1. Find the conditions between $ L_1\, ,\, L,\, \rm{and}\, K $ ( see figure) for the oscillations about the vertical axis is stable.



EDBCF is a rigid structure attached rigidly to the rod AB. The entire system is free to oscillate in the vertical plane about the axis perpendicular  to the paper passing through A. The angles between ED and DB, between DB and AB, between AB and BC, and between BC and CF are all $90^0$. Further $AB\, =\, K\,; DB\, =\, BC\, =\, L\, ; DE\,=\,CF\,=\, L_1$.

2. The potential between an atom ( infinitely heavy) and an ion ( mass m ) is given by $V(r)=-C/r^4\, ,\, C>0$ where $r$ is the distance between them. ( The atom is at $r=0$) The ion has an angular momentum $L$ with respect to the atom.

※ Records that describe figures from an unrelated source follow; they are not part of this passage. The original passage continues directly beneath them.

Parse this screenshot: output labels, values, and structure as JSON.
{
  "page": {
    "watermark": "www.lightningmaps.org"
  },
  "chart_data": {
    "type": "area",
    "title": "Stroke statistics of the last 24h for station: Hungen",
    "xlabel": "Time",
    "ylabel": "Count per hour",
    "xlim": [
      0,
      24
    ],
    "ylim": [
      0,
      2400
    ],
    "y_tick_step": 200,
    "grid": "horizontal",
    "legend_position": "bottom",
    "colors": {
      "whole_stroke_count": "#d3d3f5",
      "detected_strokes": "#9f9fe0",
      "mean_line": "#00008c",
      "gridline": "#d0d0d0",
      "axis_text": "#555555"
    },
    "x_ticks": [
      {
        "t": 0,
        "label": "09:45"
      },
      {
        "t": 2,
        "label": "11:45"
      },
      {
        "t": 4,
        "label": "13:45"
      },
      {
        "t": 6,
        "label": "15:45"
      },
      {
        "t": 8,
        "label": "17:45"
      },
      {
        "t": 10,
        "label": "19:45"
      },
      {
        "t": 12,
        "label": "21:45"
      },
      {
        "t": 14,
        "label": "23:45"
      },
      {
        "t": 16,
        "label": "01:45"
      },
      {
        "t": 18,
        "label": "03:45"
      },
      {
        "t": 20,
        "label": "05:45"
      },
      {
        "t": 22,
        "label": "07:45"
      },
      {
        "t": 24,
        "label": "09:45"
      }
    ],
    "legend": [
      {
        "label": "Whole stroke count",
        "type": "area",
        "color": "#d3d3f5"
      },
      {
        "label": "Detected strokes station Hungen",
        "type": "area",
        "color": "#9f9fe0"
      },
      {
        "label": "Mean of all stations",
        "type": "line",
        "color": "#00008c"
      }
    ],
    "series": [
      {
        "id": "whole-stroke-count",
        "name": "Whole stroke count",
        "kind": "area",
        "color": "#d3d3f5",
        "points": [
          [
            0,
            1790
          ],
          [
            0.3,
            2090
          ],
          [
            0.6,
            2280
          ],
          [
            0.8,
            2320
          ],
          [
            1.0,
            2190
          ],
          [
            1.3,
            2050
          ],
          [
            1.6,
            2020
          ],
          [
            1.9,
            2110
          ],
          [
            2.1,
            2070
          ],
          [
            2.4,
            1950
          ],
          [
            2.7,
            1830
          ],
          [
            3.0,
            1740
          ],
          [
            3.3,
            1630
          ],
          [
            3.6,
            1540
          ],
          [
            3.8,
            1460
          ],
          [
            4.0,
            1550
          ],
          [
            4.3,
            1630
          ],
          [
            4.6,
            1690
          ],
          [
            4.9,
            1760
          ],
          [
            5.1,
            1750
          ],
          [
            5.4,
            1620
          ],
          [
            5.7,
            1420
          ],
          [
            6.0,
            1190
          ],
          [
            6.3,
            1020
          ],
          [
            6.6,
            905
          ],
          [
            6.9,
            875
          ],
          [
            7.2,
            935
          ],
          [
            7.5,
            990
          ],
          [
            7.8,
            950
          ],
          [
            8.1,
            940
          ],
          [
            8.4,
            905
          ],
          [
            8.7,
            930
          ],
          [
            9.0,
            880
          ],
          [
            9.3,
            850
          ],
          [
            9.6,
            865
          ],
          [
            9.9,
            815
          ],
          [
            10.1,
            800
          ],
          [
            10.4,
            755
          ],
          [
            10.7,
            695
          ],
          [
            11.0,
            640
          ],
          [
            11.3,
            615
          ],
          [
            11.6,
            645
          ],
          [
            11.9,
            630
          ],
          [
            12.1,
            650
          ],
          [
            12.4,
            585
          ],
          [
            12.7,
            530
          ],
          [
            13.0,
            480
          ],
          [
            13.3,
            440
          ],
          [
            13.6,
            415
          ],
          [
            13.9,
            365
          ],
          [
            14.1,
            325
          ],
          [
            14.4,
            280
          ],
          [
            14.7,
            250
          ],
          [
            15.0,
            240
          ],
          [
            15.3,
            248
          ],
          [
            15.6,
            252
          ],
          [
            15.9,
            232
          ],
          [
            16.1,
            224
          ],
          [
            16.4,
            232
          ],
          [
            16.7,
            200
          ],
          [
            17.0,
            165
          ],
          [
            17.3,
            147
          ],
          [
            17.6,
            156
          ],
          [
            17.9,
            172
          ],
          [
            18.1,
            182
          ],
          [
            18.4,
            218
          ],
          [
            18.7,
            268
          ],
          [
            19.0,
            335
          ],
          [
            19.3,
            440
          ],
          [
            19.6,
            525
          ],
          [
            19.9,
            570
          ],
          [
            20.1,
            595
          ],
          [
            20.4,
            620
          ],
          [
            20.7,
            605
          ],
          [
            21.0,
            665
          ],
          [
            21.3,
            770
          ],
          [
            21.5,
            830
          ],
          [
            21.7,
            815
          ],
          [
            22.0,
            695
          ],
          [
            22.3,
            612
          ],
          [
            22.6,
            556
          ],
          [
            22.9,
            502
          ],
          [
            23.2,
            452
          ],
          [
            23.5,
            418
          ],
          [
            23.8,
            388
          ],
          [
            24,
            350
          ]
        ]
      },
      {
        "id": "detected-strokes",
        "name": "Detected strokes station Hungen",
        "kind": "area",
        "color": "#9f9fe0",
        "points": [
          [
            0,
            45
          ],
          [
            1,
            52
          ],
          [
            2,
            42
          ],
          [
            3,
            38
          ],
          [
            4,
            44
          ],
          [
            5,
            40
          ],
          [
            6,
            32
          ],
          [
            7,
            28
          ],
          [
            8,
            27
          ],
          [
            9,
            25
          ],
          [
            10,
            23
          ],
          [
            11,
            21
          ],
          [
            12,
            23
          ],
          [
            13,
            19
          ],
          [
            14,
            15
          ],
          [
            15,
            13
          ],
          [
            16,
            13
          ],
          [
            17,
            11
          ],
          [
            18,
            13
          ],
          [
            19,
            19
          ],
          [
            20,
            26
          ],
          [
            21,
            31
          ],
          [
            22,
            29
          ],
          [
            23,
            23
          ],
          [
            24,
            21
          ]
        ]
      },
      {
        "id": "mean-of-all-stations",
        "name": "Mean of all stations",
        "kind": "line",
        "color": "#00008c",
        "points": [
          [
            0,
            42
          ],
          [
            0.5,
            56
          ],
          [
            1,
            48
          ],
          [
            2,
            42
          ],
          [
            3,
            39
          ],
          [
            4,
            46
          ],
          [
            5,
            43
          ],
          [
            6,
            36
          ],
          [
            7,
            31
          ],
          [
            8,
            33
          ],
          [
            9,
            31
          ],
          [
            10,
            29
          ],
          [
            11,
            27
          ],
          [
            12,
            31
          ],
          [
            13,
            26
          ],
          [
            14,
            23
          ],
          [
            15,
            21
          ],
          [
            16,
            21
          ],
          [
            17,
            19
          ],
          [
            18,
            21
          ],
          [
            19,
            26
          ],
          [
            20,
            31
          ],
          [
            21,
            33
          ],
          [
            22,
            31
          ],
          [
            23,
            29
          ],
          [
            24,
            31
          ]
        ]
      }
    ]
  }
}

1. Draw the effective potential for the system.
2. Find the maximum value of the effective potential $V_0$ as a function of $L$.  
3. Draw the phase space trajectory in the space $(p_r ,r)\, r>0\,$ for values of the ion energy $E\, >\, V_0$ and $E\, <\, V_0$.

3. The orbit of a particle ( mass m) moving under the influence of a central force is $r\theta\,=\,\rm{constant}\, = K\, >0$.

1. Find the force law.
2. Find the potential.

4. Find the differential cross section ($\frac{d\sigma}{d\Omega}$) and total cross section of the scattering of a spherical particle of mass m with radius $R_1$ with another spherical particle of infinite mass of radius $R_2$ and is at rest at the origin.  Treat the collision as elastic ( see figure).

5. A planet is going round the sun (infinite mass) with a speed $V_0$ when it is at its perihelion when its distance from the sun is $r_0$.

1. Find the eccentricity e of the orbit in terms of the Gravitational constant G, the speed $V_0$ and $r_0$.
2. Find the time it takes to complete one revolution in terms of G,$r_0\,\, \rm{and}\, V_0$.